Food for thought for the would-be entrepreneur (part 4 in a series)

Simply stated, a sole proprietor is a person who is “doing something” with the intent of making money.  All it takes to be a sole proprietor is for somebody to pay you for your efforts.

This means most babysitters are sole proprietors.  Other examples include a granny who takes in ironing, a housewife selling cosmetics from a catalog, a 12 year-old with a snow shovel (or leaf rake) going door-to-door, the youngster with a lemonade stand, and anyone selling on Ebay (or the equivalent.)  Granny might be trying to earn enough to keep the lights on while junior just wants to buy comic books, but they each have what the IRS calls “a profit motive” – that is, they each want “to make money.”

But wait!  Before our system got so complicated and people worried so much about liability, pretty much every business that wasn’t a giant corporation was a sole proprietorship.  Doctors, lawyers, accountants, barbers, farmers, shop keepers… And they still can be, today.

Some jurisdictions require that sole proprietors register, which could come with fees.  This is generally accomplished at the local or county level rather than the state level.  There could also be zoning restrictions if you work out of your home.

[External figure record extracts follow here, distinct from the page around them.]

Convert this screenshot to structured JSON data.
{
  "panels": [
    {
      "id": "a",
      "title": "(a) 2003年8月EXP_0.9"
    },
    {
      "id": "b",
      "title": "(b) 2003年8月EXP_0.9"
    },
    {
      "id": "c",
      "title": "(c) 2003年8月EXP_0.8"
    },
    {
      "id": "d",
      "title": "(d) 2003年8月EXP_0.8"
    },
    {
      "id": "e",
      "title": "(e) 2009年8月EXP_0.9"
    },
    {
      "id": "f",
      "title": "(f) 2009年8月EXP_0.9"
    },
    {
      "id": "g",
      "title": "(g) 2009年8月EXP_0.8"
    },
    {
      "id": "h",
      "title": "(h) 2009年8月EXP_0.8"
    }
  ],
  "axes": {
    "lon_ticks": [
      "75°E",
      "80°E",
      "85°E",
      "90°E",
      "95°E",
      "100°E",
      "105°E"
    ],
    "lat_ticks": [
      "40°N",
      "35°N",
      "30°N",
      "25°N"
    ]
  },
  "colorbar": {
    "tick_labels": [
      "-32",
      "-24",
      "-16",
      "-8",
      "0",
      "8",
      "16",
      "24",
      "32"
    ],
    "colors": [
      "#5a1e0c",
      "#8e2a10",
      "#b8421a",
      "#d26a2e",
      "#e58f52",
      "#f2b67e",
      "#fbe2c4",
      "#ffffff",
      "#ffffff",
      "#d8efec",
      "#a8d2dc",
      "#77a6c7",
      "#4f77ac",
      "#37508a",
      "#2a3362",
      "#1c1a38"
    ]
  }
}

Being a sole proprietor means you are the one-and-only owner and boss.  You are also the one-and-only responsible party and all profits are yours.  Think of it as having yet another pocket built into your pants.

All problems are yours, too!  As a sole proprietor, the business is considered an extension of your personal person.  Suing the business is the same as suing you personally:  either way, both personal assets and business assets are at risk.  A recommendation: get insurance!

You will file annual taxes on Schedule C, which is a sub-form of the IRS individual 1040.  At the federal level, you will be subject to self-employment tax in addition to regular income tax.  At the state level, you will just be subject to income tax.  The IRS has a term for this:  Disregarded Entity.  This sounds terrible, but it only means that for tax purposes, the business is not a separate entity with its own stand-alone tax form.

Yes, you can have employees.  To have employees, you would need a Federal Employer Identification Number (FEIN.)  You would also need to register at the state level in order to remit your employment taxes to the state.

Yes, you can sell products/services that are subject to sales tax.  You will need to register at the state level. Some states allow you to use your SSN, but others require you to obtain an FEIN.  (The FEIN is not used strictly for employment taxes.)  Be careful!  Some states actually make you pay for a license to collect sales tax.  I think this is very weird, but it probably allows the state to fine you more if you don’t get that precious license in advance.

Yes, there could be other state/local taxes, depending on your industry and your geography, and the same registration procedures would be necessary.

This is the easiest form of business to start, but as you can see, you definitely need to call your local and county governments to find out non-state-level rules.